Politics
Trump’s Last-Minute Senate Endorsement Won in Georgia but His Governor Pick Lost
By Mike Harper · June 17, 2026
Trump endorsed Mike Collins two days before the vote. Collins won. Trump’s preferred candidate for governor lost. Georgia gave the president exactly half of what he wanted Tuesday night.
Rep. Mike Collins defeated former football coach Derek Dooley 55% to 45% in the Republican Senate runoff, earning the right to face Democratic incumbent Jon Ossoff in one of the most consequential Senate races of 2026. Collins ran as an unapologetic MAGA candidate who authored the Laken Riley Act — the first bill Trump signed in his second term. His pitch was simple: he is a fighter who has been with Trump from the beginning.
Dooley had the backing of outgoing Governor Brian Kemp, who campaigned aggressively for his candidate and argued Republicans needed a political outsider to beat Ossoff. Trump’s endorsement, posted on Truth Social on Saturday, may have been the margin. Collins trailed in internal polls the week before. He won by 10 points.

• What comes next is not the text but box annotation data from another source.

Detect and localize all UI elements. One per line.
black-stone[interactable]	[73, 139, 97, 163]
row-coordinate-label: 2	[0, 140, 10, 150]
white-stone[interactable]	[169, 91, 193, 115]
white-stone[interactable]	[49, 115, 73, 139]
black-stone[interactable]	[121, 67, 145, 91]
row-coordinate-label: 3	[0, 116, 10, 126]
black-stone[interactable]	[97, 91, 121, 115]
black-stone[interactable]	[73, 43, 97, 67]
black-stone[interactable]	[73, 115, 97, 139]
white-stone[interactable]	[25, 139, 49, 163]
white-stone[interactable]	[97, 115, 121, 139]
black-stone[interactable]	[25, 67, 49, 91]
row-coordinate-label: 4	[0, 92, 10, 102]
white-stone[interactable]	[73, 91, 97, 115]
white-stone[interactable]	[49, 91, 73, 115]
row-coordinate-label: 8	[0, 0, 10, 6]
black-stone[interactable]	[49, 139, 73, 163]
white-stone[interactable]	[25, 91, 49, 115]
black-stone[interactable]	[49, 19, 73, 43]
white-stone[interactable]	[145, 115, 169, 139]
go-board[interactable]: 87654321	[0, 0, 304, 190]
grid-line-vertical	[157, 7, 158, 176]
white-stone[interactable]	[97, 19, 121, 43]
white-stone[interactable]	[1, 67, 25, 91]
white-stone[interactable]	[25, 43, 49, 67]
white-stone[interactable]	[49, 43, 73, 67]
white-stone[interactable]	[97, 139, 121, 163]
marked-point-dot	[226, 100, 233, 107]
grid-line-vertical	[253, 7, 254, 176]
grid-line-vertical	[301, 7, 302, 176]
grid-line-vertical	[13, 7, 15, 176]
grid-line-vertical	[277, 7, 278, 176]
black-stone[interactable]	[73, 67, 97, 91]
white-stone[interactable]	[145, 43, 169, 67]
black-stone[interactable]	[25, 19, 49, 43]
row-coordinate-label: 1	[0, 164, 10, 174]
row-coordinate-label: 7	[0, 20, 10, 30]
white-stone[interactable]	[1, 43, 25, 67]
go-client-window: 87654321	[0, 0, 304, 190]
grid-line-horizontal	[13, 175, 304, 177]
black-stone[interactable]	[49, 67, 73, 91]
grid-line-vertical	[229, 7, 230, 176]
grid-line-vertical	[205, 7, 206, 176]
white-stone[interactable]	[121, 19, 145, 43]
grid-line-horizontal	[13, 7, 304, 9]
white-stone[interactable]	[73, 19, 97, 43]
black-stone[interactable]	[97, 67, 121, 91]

“It is my Great Honor to endorse ‘MAGA’ Mike Collins,” Trump had written. Collins credited the endorsement in his victory speech.
The governor’s race went the other direction. Billionaire businessman Rick Jackson defeated Trump’s preferred candidate despite the president’s support, continuing a pattern that has now repeated in Iowa and Georgia — Trump’s endorsement dominates Senate and congressional primaries but has failed twice this cycle in gubernatorial races where voters appear to weigh executive experience differently than legislative loyalty.
The Collins-Ossoff general election will be among the most expensive and closely watched races in November. Georgia is one of only two states where Democrats are defending a Senate seat in a state Trump carried in 2024 — Michigan is the other. Republicans need to flip Democratic seats to expand their majority. Democrats need to hold both to have any path to retaking the chamber.
Collins made his pitch to the general election audience Tuesday night.
“We all know what the mission is — put a Republican in that seat and get rid of Jon Ossoff in November.”
Ossoff has been preparing for this race for months while Republicans fought each other. He has significant fundraising advantages from national Democratic donors. Collins will counter with Trump’s full backing and a state Trump won by 2 points in 2024.
Georgia decides a lot in November. It just decided who gets to compete.